Now six hours before her performance, Namera, starts three hours of hair and makeup. Her transformation comes at the gifted hands of her mother, precisely adding layers of makeup, especially around Namera's eyes, drawing attention to her facial expressions.
Priya explained why, "In bharatanatyam, everything from our eyes to our feet is used to express a certain emotion," to better tell a story within each dance.
This tradition began thousands of years ago in Hindu temples.
Today, the art form is shared by all religions.
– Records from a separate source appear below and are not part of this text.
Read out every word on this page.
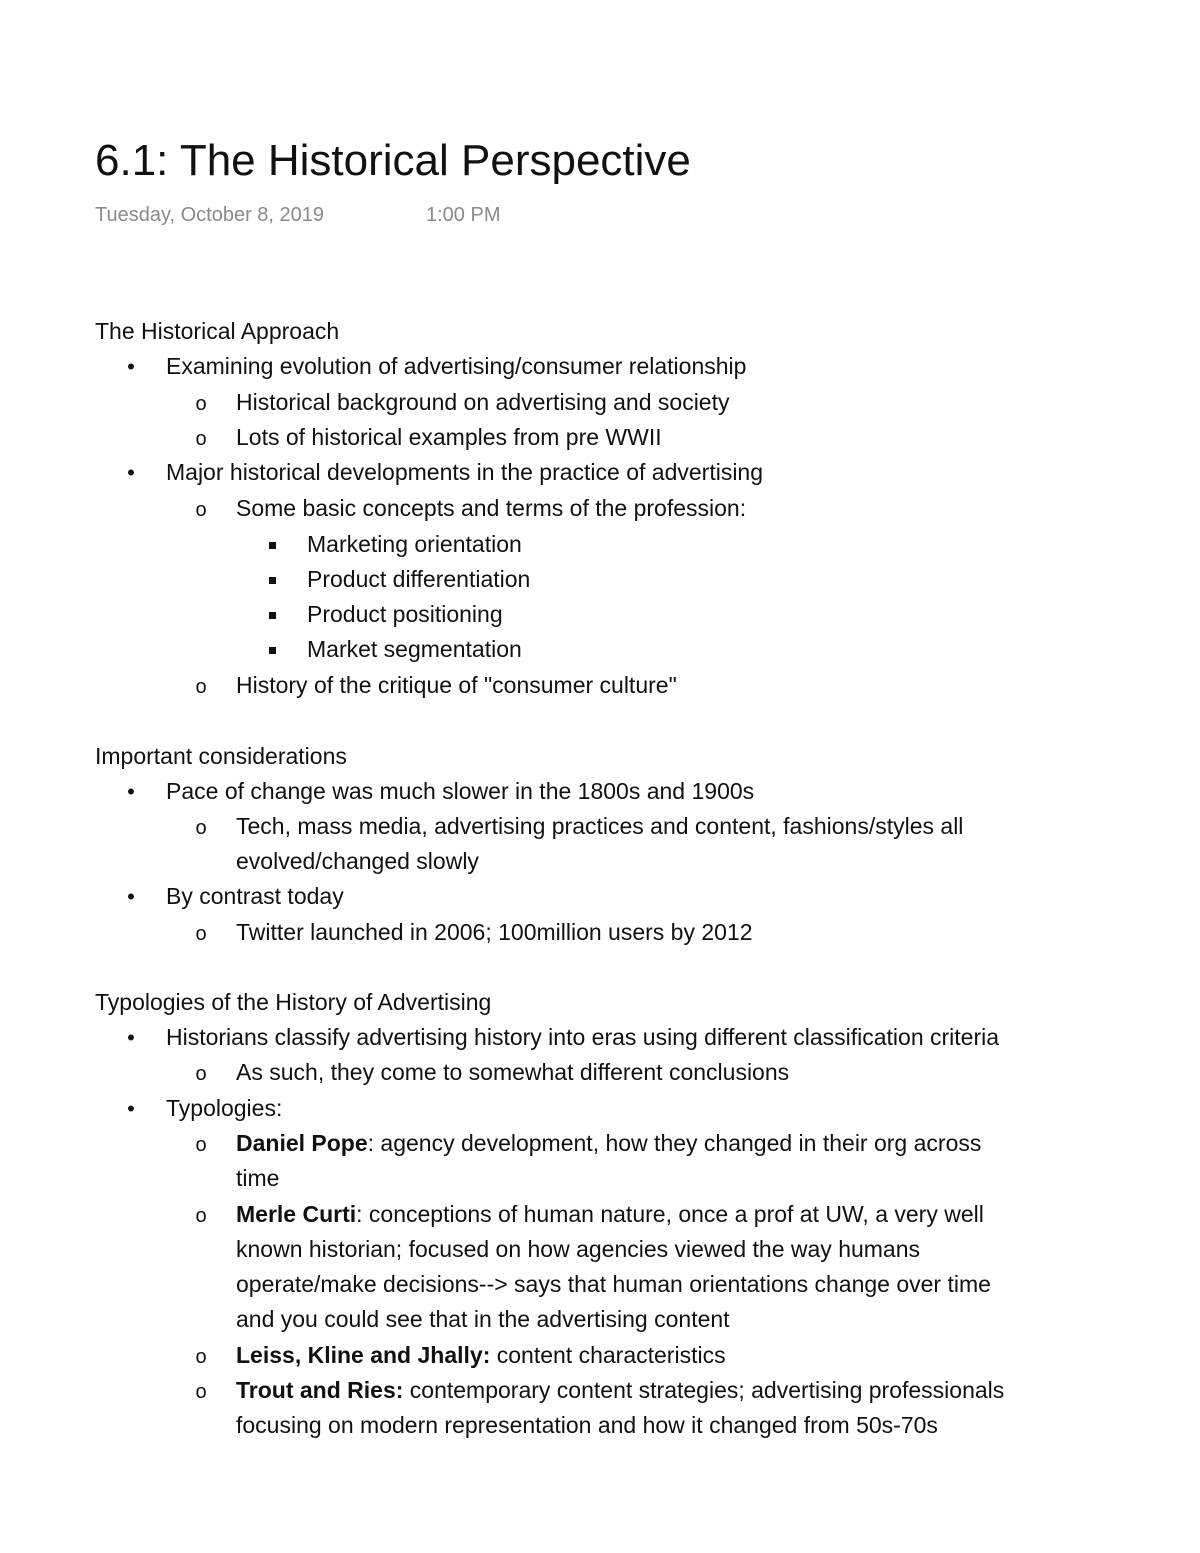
6.1: The Historical Perspective
Tuesday, October 8, 2019	1:00 PM

The Historical Approach

•

Examining evolution of advertising/consumer relationship

o

Historical background on advertising and society

o

Lots of historical examples from pre WWII

•

Major historical developments in the practice of advertising

o

Some basic concepts and terms of the profession:

Marketing orientation

Product differentiation

Product positioning

Market segmentation

o

History of the critique of "consumer culture"

Important considerations

•

Pace of change was much slower in the 1800s and 1900s

o

Tech, mass media, advertising practices and content, fashions/styles all

evolved/changed slowly

•

By contrast today

o

Twitter launched in 2006; 100million users by 2012

Typologies of the History of Advertising

•

Historians classify advertising history into eras using different classification criteria

o

As such, they come to somewhat different conclusions

•

Typologies:

o

Daniel Pope: agency development, how they changed in their org across

time

o

Merle Curti: conceptions of human nature, once a prof at UW, a very well

known historian; focused on how agencies viewed the way humans

operate/make decisions--> says that human orientations change over time

and you could see that in the advertising content

o

Leiss, Kline and Jhally: content characteristics

o

Trout and Ries: contemporary content strategies; advertising professionals

focusing on modern representation and how it changed from 50s-70s
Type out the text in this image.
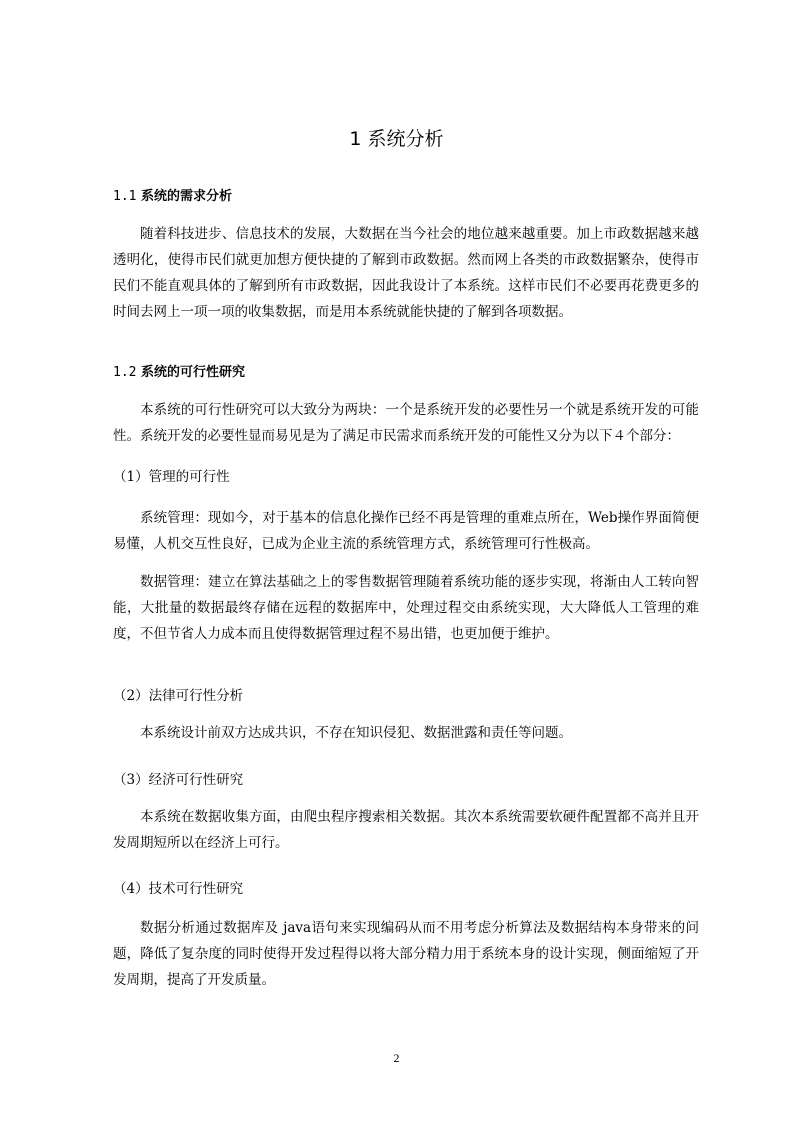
1 系统分析
1.1 系统的需求分析

随着科技进步、信息技术的发展，大数据在当今社会的地位越来越重要。加上市政数据越来越透明化，使得市民们就更加想方便快捷的了解到市政数据。然而网上各类的市政数据繁杂，使得市民们不能直观具体的了解到所有市政数据，因此我设计了本系统。这样市民们不必要再花费更多的时间去网上一项一项的收集数据，而是用本系统就能快捷的了解到各项数据。

1.2 系统的可行性研究

本系统的可行性研究可以大致分为两块：一个是系统开发的必要性另一个就是系统开发的可能性。系统开发的必要性显而易见是为了满足市民需求而系统开发的可能性又分为以下４个部分：

（1）管理的可行性

系统管理：现如今，对于基本的信息化操作已经不再是管理的重难点所在，Web操作界面简便易懂，人机交互性良好，已成为企业主流的系统管理方式，系统管理可行性极高。

数据管理：建立在算法基础之上的零售数据管理随着系统功能的逐步实现，将渐由人工转向智能，大批量的数据最终存储在远程的数据库中，处理过程交由系统实现，大大降低人工管理的难度，不但节省人力成本而且使得数据管理过程不易出错，也更加便于维护。

（2）法律可行性分析

本系统设计前双方达成共识，不存在知识侵犯、数据泄露和责任等问题。

（3）经济可行性研究

本系统在数据收集方面，由爬虫程序搜索相关数据。其次本系统需要软硬件配置都不高并且开发周期短所以在经济上可行。

（4）技术可行性研究

数据分析通过数据库及 java语句来实现编码从而不用考虑分析算法及数据结构本身带来的问题，降低了复杂度的同时使得开发过程得以将大部分精力用于系统本身的设计实现，侧面缩短了开发周期，提高了开发质量。

2
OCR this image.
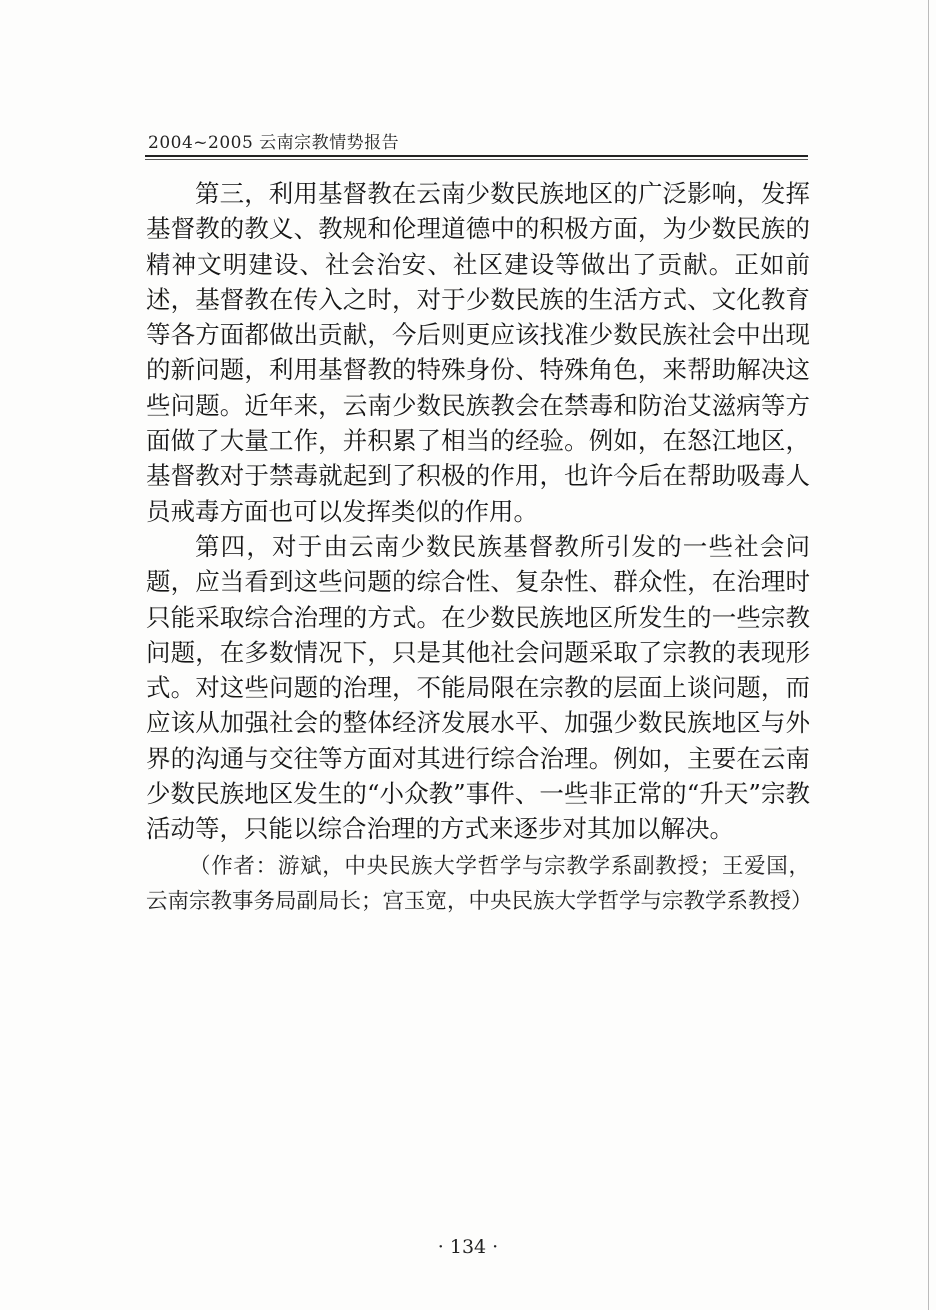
2004~2005 云南宗教情势报告

第三，利用基督教在云南少数民族地区的广泛影响，发挥基督教的教义、教规和伦理道德中的积极方面，为少数民族的精神文明建设、社会治安、社区建设等做出了贡献。正如前述，基督教在传入之时，对于少数民族的生活方式、文化教育等各方面都做出贡献，今后则更应该找准少数民族社会中出现的新问题，利用基督教的特殊身份、特殊角色，来帮助解决这些问题。近年来，云南少数民族教会在禁毒和防治艾滋病等方面做了大量工作，并积累了相当的经验。例如，在怒江地区，基督教对于禁毒就起到了积极的作用，也许今后在帮助吸毒人员戒毒方面也可以发挥类似的作用。

第四，对于由云南少数民族基督教所引发的一些社会问题，应当看到这些问题的综合性、复杂性、群众性，在治理时只能采取综合治理的方式。在少数民族地区所发生的一些宗教问题，在多数情况下，只是其他社会问题采取了宗教的表现形式。对这些问题的治理，不能局限在宗教的层面上谈问题，而应该从加强社会的整体经济发展水平、加强少数民族地区与外界的沟通与交往等方面对其进行综合治理。例如，主要在云南少数民族地区发生的“小众教”事件、一些非正常的“升天”宗教活动等，只能以综合治理的方式来逐步对其加以解决。

（作者：游斌，中央民族大学哲学与宗教学系副教授；王爱国，云南宗教事务局副局长；宫玉宽，中央民族大学哲学与宗教学系教授）

· 134 ·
Namera's teacher is Hindu; while Namera said, "I'm glad I was born into a Muslim family." Their partnership continues to prove that dance transcends religious boundaries.
After a decade of their preparation, Namera's final test is here. When asked if she gets nervous, Namera said, "before (going on stage) my heart will start racing and I'll get butterflies. But that will all go away once I get onstage and start performing."
Around 300-400 people file into the Union High School Performing Arts Center. The musicians sit to the left side of the stage as brightly-colored decorations hang from the back. Namera approaches the big black stage with the poise of a dancer well-beyond her years.
Her performance appears flawless. And just as Priya explained, she uses everything from her feet to her eyebrows and painted-red fingertips to express a story, and it's hard to turn away from watching.
Through seven praise-worthy performances, Namera proves her skill; now, it's time to share her heart.
Dedicating her performance to faith
Back in August, Namera and I sat down in her Broken Arrow living room and talked about how her faith is influencing this performance, especially the finale. "My very last dance is about . . ." Namera pauses and glances up while searching for the right words, "You know how all like in the world there's so many . . . fightings going on in the name of religion?"
Namera and Priya, choreographed the finale to share a message of religious unity. As Namera briefly waited backstage before her final dance, Priya said to the crowd, "God is one. Each of us may call Him by a different name, we may worship Him in different ways, but at the end, He is One and He is the Almighty."
Namera then demonstrates how three faiths pray to God, all similar, yet slightly different. She begins with Hinduism, then transitions into a Christian prayer as Priya reads, "Our Father, which art in Heaven, Hallowed be thy name." Finally, honoring her own faith, she bows down to pray as the athan, or call to prayer, is sang.
Namera's arangetram is now complete, and judging the crowd's applause, it's a huge success. But instead of hitting the road and dancing professionally, Namera chooses to just be a sophomore, an environment where her message of religious unity, also needs to be heard.
"I think everyone, no matter what religion you're from, that we should all come together as one," Namera said.